The CLI

I thought it might be interesting to discuss some design considerations of Stolen Notebook Tools.


Goals

One of the most important things to keep in mind when making tools is tool automation. Getting all assets from one end of the asset pipeline to the other with a single command is not only cool, it’s a massive time savings. Tools need to be easy to run from scripts. With scriptable tools it becomes very easy to tie tools together into a pipeline, or run a tool on an entire directory of files, etc.

While tools need to be accessible to scripting, they also need to be easy to for people to use. If a user is going to use a tool directly it must have a UI. Users are more comfortable using a tool with a UI and user error can be reduced by using well known interfaces such as file browsing. Further, a tool with a well designed UI can make the functionality of the tool much more understandable.

So, how does one create a tool that is accessible for scripting yet has a fantastic UI? By breaking the tool into two parts:

  1. A command line program containing the tool’s functionality
  2. A GUI program that generates calls to the tool executable

This structure achieves of all my goals. A tool can be used in a script by executing the command with arguments. The tool also has a nice interface for users.

An example is in order.


SN Material

SN Material exports materials contained in a collada file to Catharsis materials. It also copies all data files (textures, shaders, etc) used by a material into the proper location in the catharsis directory.

The command line interface for SN Material has the following parameters:

-r The Catharsis root directory
-m The module (subdirectory Catharsis root) to export into
-f The Collada file to export materials from
-n The name of the material to export. If this is not present, all materials are exported.

This tool might be run with:

snmaterial -f example.dae -r “f:/catharsis” -m “test”

This exports all materials in example.dae and copies all material data files to the module ‘test’ in f:/catharsis.

A script can easily assemble an snmaterial command. It would be a simple task to create a script that would export all materials from all collada files in a directory. More complicated functionality is not difficult.

In fact, the UI interface is just a script.
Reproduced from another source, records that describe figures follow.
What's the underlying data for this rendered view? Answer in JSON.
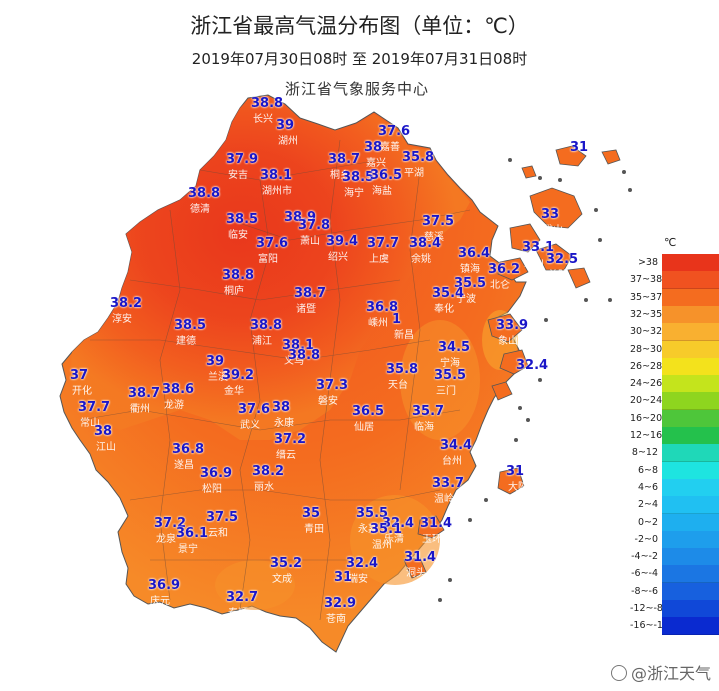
{
  "title": "浙江省最高气温分布图（单位：℃）",
  "subtitle": "2019年07月30日08时   至   2019年07月31日08时",
  "organization": "浙江省气象服务中心",
  "legend": {
    "unit": "℃",
    "items": [
      {
        "label": ">38",
        "color": "#e8341b"
      },
      {
        "label": "37~38",
        "color": "#f05220"
      },
      {
        "label": "35~37",
        "color": "#f46c1f"
      },
      {
        "label": "32~35",
        "color": "#f6922a"
      },
      {
        "label": "30~32",
        "color": "#f9b030"
      },
      {
        "label": "28~30",
        "color": "#f7cb2a"
      },
      {
        "label": "26~28",
        "color": "#f3e21c"
      },
      {
        "label": "24~26",
        "color": "#c4e41c"
      },
      {
        "label": "20~24",
        "color": "#8ed51f"
      },
      {
        "label": "16~20",
        "color": "#4ec63a"
      },
      {
        "label": "12~16",
        "color": "#24c14c"
      },
      {
        "label": "8~12",
        "color": "#1fd8b8"
      },
      {
        "label": "6~8",
        "color": "#1ee4e0"
      },
      {
        "label": "4~6",
        "color": "#22cff0"
      },
      {
        "label": "2~4",
        "color": "#20c0f2"
      },
      {
        "label": "0~2",
        "color": "#1eafef"
      },
      {
        "label": "-2~0",
        "color": "#1e9eec"
      },
      {
        "label": "-4~-2",
        "color": "#1d8be8"
      },
      {
        "label": "-6~-4",
        "color": "#1b76e3"
      },
      {
        "label": "-8~-6",
        "color": "#1760de"
      },
      {
        "label": "-12~-8",
        "color": "#1048d8"
      },
      {
        "label": "-16~-12",
        "color": "#0a2ad0"
      }
    ]
  },
  "stations": [
    {
      "value": "38.8",
      "city": "长兴"
    },
    {
      "value": "39",
      "city": "湖州"
    },
    {
      "value": "37.6",
      "city": "嘉善"
    },
    {
      "value": "31",
      "city": ""
    },
    {
      "value": "37.9",
      "city": "安吉"
    },
    {
      "value": "38.1",
      "city": "湖州市"
    },
    {
      "value": "38.7",
      "city": "桐乡"
    },
    {
      "value": "38",
      "city": "嘉兴"
    },
    {
      "value": "35.8",
      "city": "平湖"
    },
    {
      "value": "38.5",
      "city": "海宁"
    },
    {
      "value": "36.5",
      "city": "海盐"
    },
    {
      "value": "38.8",
      "city": "德清"
    },
    {
      "value": "33",
      "city": "岱山"
    },
    {
      "value": "38.5",
      "city": "临安"
    },
    {
      "value": "38.9",
      "city": ""
    },
    {
      "value": "37.8",
      "city": "萧山"
    },
    {
      "value": "37.5",
      "city": "慈溪"
    },
    {
      "value": "37.6",
      "city": "富阳"
    },
    {
      "value": "39.4",
      "city": "绍兴"
    },
    {
      "value": "37.7",
      "city": "上虞"
    },
    {
      "value": "38.4",
      "city": "余姚"
    },
    {
      "value": "36.4",
      "city": "镇海"
    },
    {
      "value": "33.1",
      "city": "舟山"
    },
    {
      "value": "38.8",
      "city": "桐庐"
    },
    {
      "value": "36.2",
      "city": "北仑"
    },
    {
      "value": "32.5",
      "city": "普陀"
    },
    {
      "value": "35.5",
      "city": "宁波"
    },
    {
      "value": "38.2",
      "city": "淳安"
    },
    {
      "value": "38.7",
      "city": "诸暨"
    },
    {
      "value": "36.8",
      "city": "嵊州"
    },
    {
      "value": "35.4",
      "city": "奉化"
    },
    {
      "value": "38.5",
      "city": "建德"
    },
    {
      "value": "38.8",
      "city": "浦江"
    },
    {
      "value": "1",
      "city": "新昌"
    },
    {
      "value": "33.9",
      "city": "象山"
    },
    {
      "value": "38.1",
      "city": "义乌"
    },
    {
      "value": "38.8",
      "city": ""
    },
    {
      "value": "34.5",
      "city": "宁海"
    },
    {
      "value": "39",
      "city": "兰溪"
    },
    {
      "value": "35.8",
      "city": "天台"
    },
    {
      "value": "32.4",
      "city": "石浦"
    },
    {
      "value": "37",
      "city": "开化"
    },
    {
      "value": "38.7",
      "city": "衢州"
    },
    {
      "value": "38.6",
      "city": "龙游"
    },
    {
      "value": "39.2",
      "city": "金华"
    },
    {
      "value": "37.3",
      "city": "磐安"
    },
    {
      "value": "35.5",
      "city": "三门"
    },
    {
      "value": "37.7",
      "city": "常山"
    },
    {
      "value": "37.6",
      "city": "武义"
    },
    {
      "value": "38",
      "city": "永康"
    },
    {
      "value": "36.5",
      "city": "仙居"
    },
    {
      "value": "35.7",
      "city": "临海"
    },
    {
      "value": "38",
      "city": "江山"
    },
    {
      "value": "37.2",
      "city": "缙云"
    },
    {
      "value": "36.8",
      "city": "遂昌"
    },
    {
      "value": "34.4",
      "city": "台州"
    },
    {
      "value": "36.9",
      "city": "松阳"
    },
    {
      "value": "38.2",
      "city": "丽水"
    },
    {
      "value": "31",
      "city": "大陈"
    },
    {
      "value": "33.7",
      "city": "温岭"
    },
    {
      "value": "35",
      "city": "青田"
    },
    {
      "value": "35.5",
      "city": "永嘉"
    },
    {
      "value": "37.2",
      "city": "龙泉"
    },
    {
      "value": "37.5",
      "city": "云和"
    },
    {
      "value": "32.4",
      "city": "乐清"
    },
    {
      "value": "31.4",
      "city": "玉环"
    },
    {
      "value": "36.1",
      "city": "景宁"
    },
    {
      "value": "35.1",
      "city": "温州"
    },
    {
      "value": "31.4",
      "city": "洞头"
    },
    {
      "value": "35.2",
      "city": "文成"
    },
    {
      "value": "32.4",
      "city": "瑞安"
    },
    {
      "value": "31",
      "city": ""
    },
    {
      "value": "36.9",
      "city": "庆元"
    },
    {
      "value": "32.7",
      "city": "泰顺"
    },
    {
      "value": "32.9",
      "city": "苍南"
    }
  ],
  "watermark": "@浙江天气"
}
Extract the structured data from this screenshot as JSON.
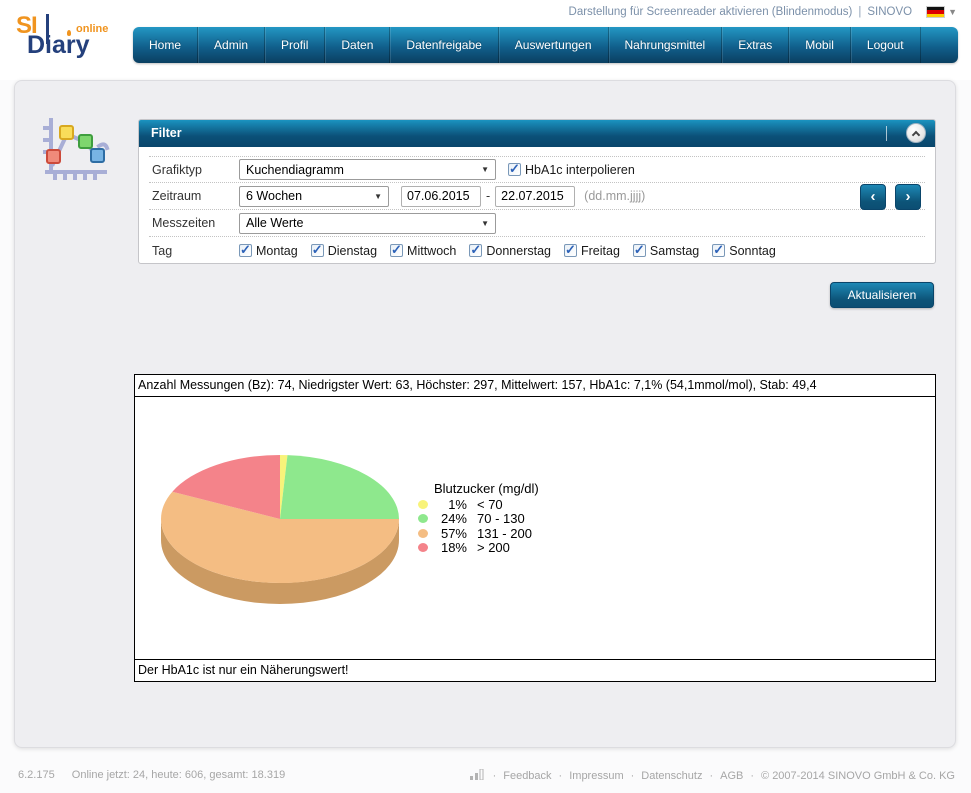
{
  "header": {
    "logo": {
      "si": "SI",
      "diary": "Diary",
      "online": "online"
    },
    "top_links": {
      "screenreader": "Darstellung für Screenreader aktivieren (Blindenmodus)",
      "separator": "|",
      "brand": "SINOVO"
    },
    "nav": [
      "Home",
      "Admin",
      "Profil",
      "Daten",
      "Datenfreigabe",
      "Auswertungen",
      "Nahrungsmittel",
      "Extras",
      "Mobil",
      "Logout"
    ]
  },
  "filter": {
    "title": "Filter",
    "rows": {
      "grafiktyp_label": "Grafiktyp",
      "grafiktyp_value": "Kuchendiagramm",
      "hba1c_label": "HbA1c interpolieren",
      "zeitraum_label": "Zeitraum",
      "zeitraum_value": "6 Wochen",
      "date_from": "07.06.2015",
      "date_sep": "-",
      "date_to": "22.07.2015",
      "date_format": "(dd.mm.jjjj)",
      "messzeiten_label": "Messzeiten",
      "messzeiten_value": "Alle Werte",
      "tag_label": "Tag",
      "days": [
        "Montag",
        "Dienstag",
        "Mittwoch",
        "Donnerstag",
        "Freitag",
        "Samstag",
        "Sonntag"
      ]
    },
    "update_button": "Aktualisieren"
  },
  "chart_data": {
    "type": "pie",
    "title": "Blutzucker (mg/dl)",
    "stats_line": "Anzahl Messungen (Bz): 74, Niedrigster Wert: 63, Höchster: 297, Mittelwert: 157, HbA1c: 7,1% (54,1mmol/mol), Stab: 49,4",
    "footnote": "Der HbA1c ist nur ein Näherungswert!",
    "style": "3d",
    "start_angle_deg": -90,
    "direction": "clockwise",
    "legend_position": "right",
    "side_color": "#cb9a62",
    "slices": [
      {
        "label": "< 70",
        "percent": 1,
        "color": "#f8f37a"
      },
      {
        "label": "70 - 130",
        "percent": 24,
        "color": "#8ee88d"
      },
      {
        "label": "131 - 200",
        "percent": 57,
        "color": "#f4bd83"
      },
      {
        "label": "> 200",
        "percent": 18,
        "color": "#f4838a"
      }
    ]
  },
  "footer": {
    "version": "6.2.175",
    "stats": "Online jetzt: 24, heute: 606, gesamt: 18.319",
    "links": [
      "Feedback",
      "Impressum",
      "Datenschutz",
      "AGB"
    ],
    "copyright": "© 2007-2014 SINOVO GmbH & Co. KG",
    "sep": "·"
  }
}
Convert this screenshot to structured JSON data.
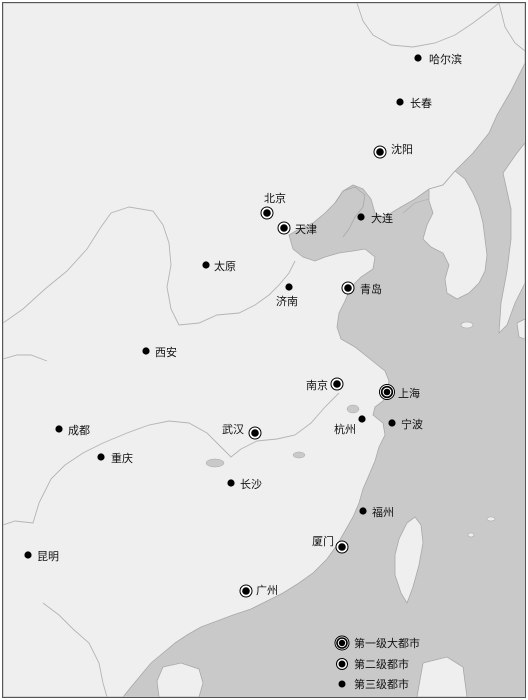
{
  "map": {
    "colors": {
      "sea": "#c9c9c9",
      "land": "#efefef",
      "border": "#b4b4b4",
      "marker": "#000000"
    },
    "cities": [
      {
        "name": "哈尔滨",
        "tier": 3
      },
      {
        "name": "长春",
        "tier": 3
      },
      {
        "name": "沈阳",
        "tier": 2
      },
      {
        "name": "北京",
        "tier": 2
      },
      {
        "name": "天津",
        "tier": 2
      },
      {
        "name": "大连",
        "tier": 3
      },
      {
        "name": "太原",
        "tier": 3
      },
      {
        "name": "济南",
        "tier": 3
      },
      {
        "name": "青岛",
        "tier": 2
      },
      {
        "name": "西安",
        "tier": 3
      },
      {
        "name": "南京",
        "tier": 2
      },
      {
        "name": "上海",
        "tier": 1
      },
      {
        "name": "杭州",
        "tier": 3
      },
      {
        "name": "宁波",
        "tier": 3
      },
      {
        "name": "成都",
        "tier": 3
      },
      {
        "name": "武汉",
        "tier": 2
      },
      {
        "name": "重庆",
        "tier": 3
      },
      {
        "name": "长沙",
        "tier": 3
      },
      {
        "name": "福州",
        "tier": 3
      },
      {
        "name": "厦门",
        "tier": 2
      },
      {
        "name": "昆明",
        "tier": 3
      },
      {
        "name": "广州",
        "tier": 2
      }
    ]
  },
  "legend": {
    "tier1": "第一级大都市",
    "tier2": "第二级都市",
    "tier3": "第三级都市"
  }
}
This script creates a nice interface for the tool, assembling arguments to the command line tool and executing it.

I use Python for scripting and wxPython for creating GUIs. Although, any scripting language and widget library can be used since the UI is only bound to the tool through text commands. The previous command looks like this in the SN Material GUI.

SN Material

As can be seen, this UI is much easier to understand than the command line tool. The user can just run the UI for the tool and will understand the tool much more quickly without having to lookup and memorize command line parameters and flags.

An unexpected benefit of this design is that I can modify and recompile the underlying tool while the UI is still running. While working on SN Material I just leave the UI open, recompile snmaterial.exe and test the exporter with a click.